Aid offers pour in for Delco woman with feeding program

Posted: August 16, 2012

Outraged area residents have been offering money, praise, and advice to the Delaware County woman whose efforts to voluntarily feed children in her neighborhood have collided with zoning laws.

People pledged more than $3,000 to Angela Prattis of Chester Township on Wednesday, which more than covers the $1,000 she must pay for a zoning hearing to continue distributing food from her driveway next year.
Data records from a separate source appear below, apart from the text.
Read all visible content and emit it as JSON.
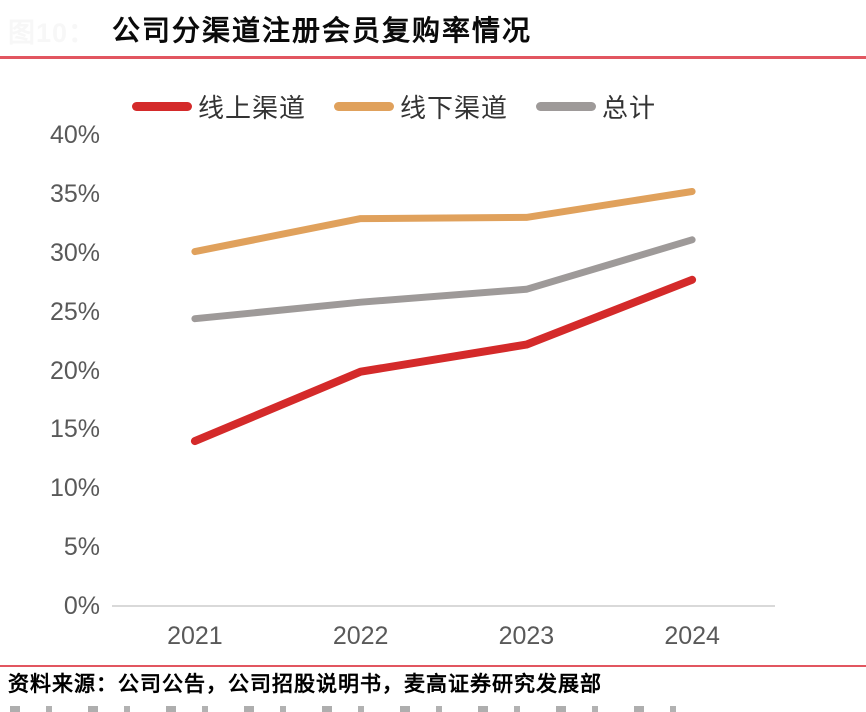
{
  "header": {
    "figure_label": "图10：",
    "title": "公司分渠道注册会员复购率情况"
  },
  "chart_data": {
    "type": "line",
    "title": "公司分渠道注册会员复购率情况",
    "categories": [
      "2021",
      "2022",
      "2023",
      "2024"
    ],
    "series": [
      {
        "name": "线上渠道",
        "color": "#d42a2a",
        "values": [
          14.0,
          19.9,
          22.2,
          27.7
        ]
      },
      {
        "name": "线下渠道",
        "color": "#e0a15c",
        "values": [
          30.1,
          32.9,
          33.0,
          35.2
        ]
      },
      {
        "name": "总计",
        "color": "#9e9a99",
        "values": [
          24.4,
          25.8,
          26.9,
          31.1
        ]
      }
    ],
    "xlabel": "",
    "ylabel": "",
    "ylim": [
      0,
      40
    ],
    "ytick_step": 5,
    "yticks": [
      "0%",
      "5%",
      "10%",
      "15%",
      "20%",
      "25%",
      "30%",
      "35%",
      "40%"
    ],
    "grid": false,
    "legend_position": "top"
  },
  "footer": {
    "source_text": "资料来源：公司公告，公司招股说明书，麦高证券研究发展部"
  },
  "colors": {
    "rule_red": "#e25660",
    "axis_line": "#d9d9d9",
    "tick_label": "#595959",
    "legend_label": "#333333",
    "title_text": "#0a0a0a",
    "figure_label_faint": "#f7f7f7"
  }
}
She's being permitted to distribute food this summer until Aug. 24.

A Facebook group of 89 people materialized overnight to "help Angela Prattis ... serve the children." And a Center City law firm offered to represent Prattis free.

"It's a gift for us to be able to offer our services to a woman with such integrity," said Michael Tierney, a zoning lawyer with Dilworth Paxson L.L.P. "It's my hope we can work with the township and resolve this so she can feed the children next summer."
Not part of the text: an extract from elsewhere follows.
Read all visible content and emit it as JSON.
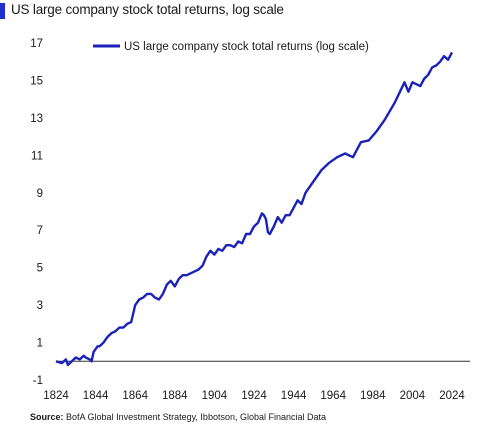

Tom Morello, 55, a developer who read about Prattis in The Inquirer, said he would give Prattis the $1,000 she will need to pay for the zoning hearing.

"I can't imagine anybody complaining if they see a lady serving food on her driveway," said Morello, who owns Sea Breeze Development, which builds homes in Ocean City, N.J. "That sticks in my craw."
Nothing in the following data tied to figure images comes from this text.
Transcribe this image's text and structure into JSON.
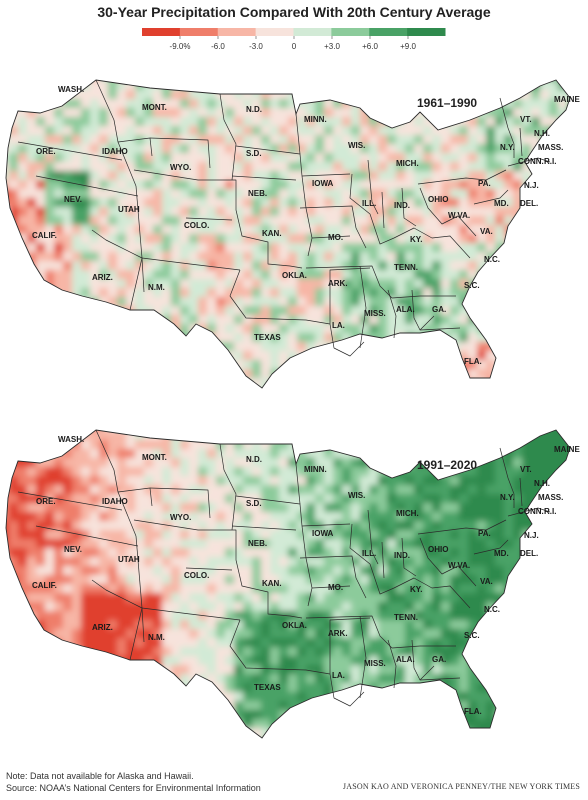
{
  "title": "30-Year Precipitation Compared With 20th Century Average",
  "legend": {
    "ticks": [
      "-9.0%",
      "-6.0",
      "-3.0",
      "0",
      "+3.0",
      "+6.0",
      "+9.0"
    ],
    "colors": [
      "#e0402e",
      "#ef7e6a",
      "#f7b6a6",
      "#f7e3dc",
      "#d2ead6",
      "#8ccb9b",
      "#4aa266",
      "#2f8a4d"
    ]
  },
  "maps": [
    {
      "period": "1961–1990",
      "tone": "mixed",
      "states": [
        "WASH.",
        "ORE.",
        "CALIF.",
        "IDAHO",
        "NEV.",
        "MONT.",
        "WYO.",
        "UTAH",
        "COLO.",
        "ARIZ.",
        "N.M.",
        "N.D.",
        "S.D.",
        "NEB.",
        "KAN.",
        "OKLA.",
        "TEXAS",
        "MINN.",
        "IOWA",
        "MO.",
        "ARK.",
        "LA.",
        "WIS.",
        "ILL.",
        "MICH.",
        "IND.",
        "OHIO",
        "KY.",
        "TENN.",
        "MISS.",
        "ALA.",
        "GA.",
        "FLA.",
        "S.C.",
        "N.C.",
        "VA.",
        "W.VA.",
        "PA.",
        "N.Y.",
        "MD.",
        "DEL.",
        "N.J.",
        "CONN.",
        "R.I.",
        "MASS.",
        "VT.",
        "N.H.",
        "MAINE"
      ]
    },
    {
      "period": "1991–2020",
      "tone": "wet-east-dry-west",
      "states": [
        "WASH.",
        "ORE.",
        "CALIF.",
        "IDAHO",
        "NEV.",
        "MONT.",
        "WYO.",
        "UTAH",
        "COLO.",
        "ARIZ.",
        "N.M.",
        "N.D.",
        "S.D.",
        "NEB.",
        "KAN.",
        "OKLA.",
        "TEXAS",
        "MINN.",
        "IOWA",
        "MO.",
        "ARK.",
        "LA.",
        "WIS.",
        "ILL.",
        "MICH.",
        "IND.",
        "OHIO",
        "KY.",
        "TENN.",
        "MISS.",
        "ALA.",
        "GA.",
        "FLA.",
        "S.C.",
        "N.C.",
        "VA.",
        "W.VA.",
        "PA.",
        "N.Y.",
        "MD.",
        "DEL.",
        "N.J.",
        "CONN.",
        "R.I.",
        "MASS.",
        "VT.",
        "N.H.",
        "MAINE"
      ]
    }
  ],
  "footer": {
    "note": "Note: Data not available for Alaska and Hawaii.",
    "source": "Source: NOAA’s National Centers for Environmental Information",
    "credit": "JASON KAO AND VERONICA PENNEY/THE NEW YORK TIMES"
  }
}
Another person, who requested anonymity, offered Prattis $1,000, while dozens of others said they would give whatever amount was needed.

"How infuriating that a bureaucracy is thwarting a wonderful endeavor," said Kathy Schilling, 63, a retired teacher living in West Chester.

"Why would they go after a woman like that?" asked Richard Golden, 63, a Jeffersonville building-maintenance engineer. "I couldn't believe what I was reading."

Overwhelmed by the support, Prattis, a married mother of three and a trained volunteer with the Archdiocese of Philadelphia's Nutritional Development Services, which provides the food she gives out, said she's "grateful for offers of help," adding that she's not accepting money yet, hoping the township will waive the zoning fee.

If people still want to give, she said, she may ask them if she could divert the funds to two college scholarships she's setting up for neighborhood children.

Acknowledging that the township has endured a barrage of bad publicity, acting solicitor Murray Eckell said the township must adhere to zoning laws that prohibit food distribution in a residential area.

"Suppose a child gets hurt on her property," Eckell said. "Will the family sue the township? What if somebody gets food poisoning?

"What she [Prattis] is doing is commendable. The township isn't against children getting free food.

"But if we don't have laws, there's chaos. It's a difficult situation for the township to be in."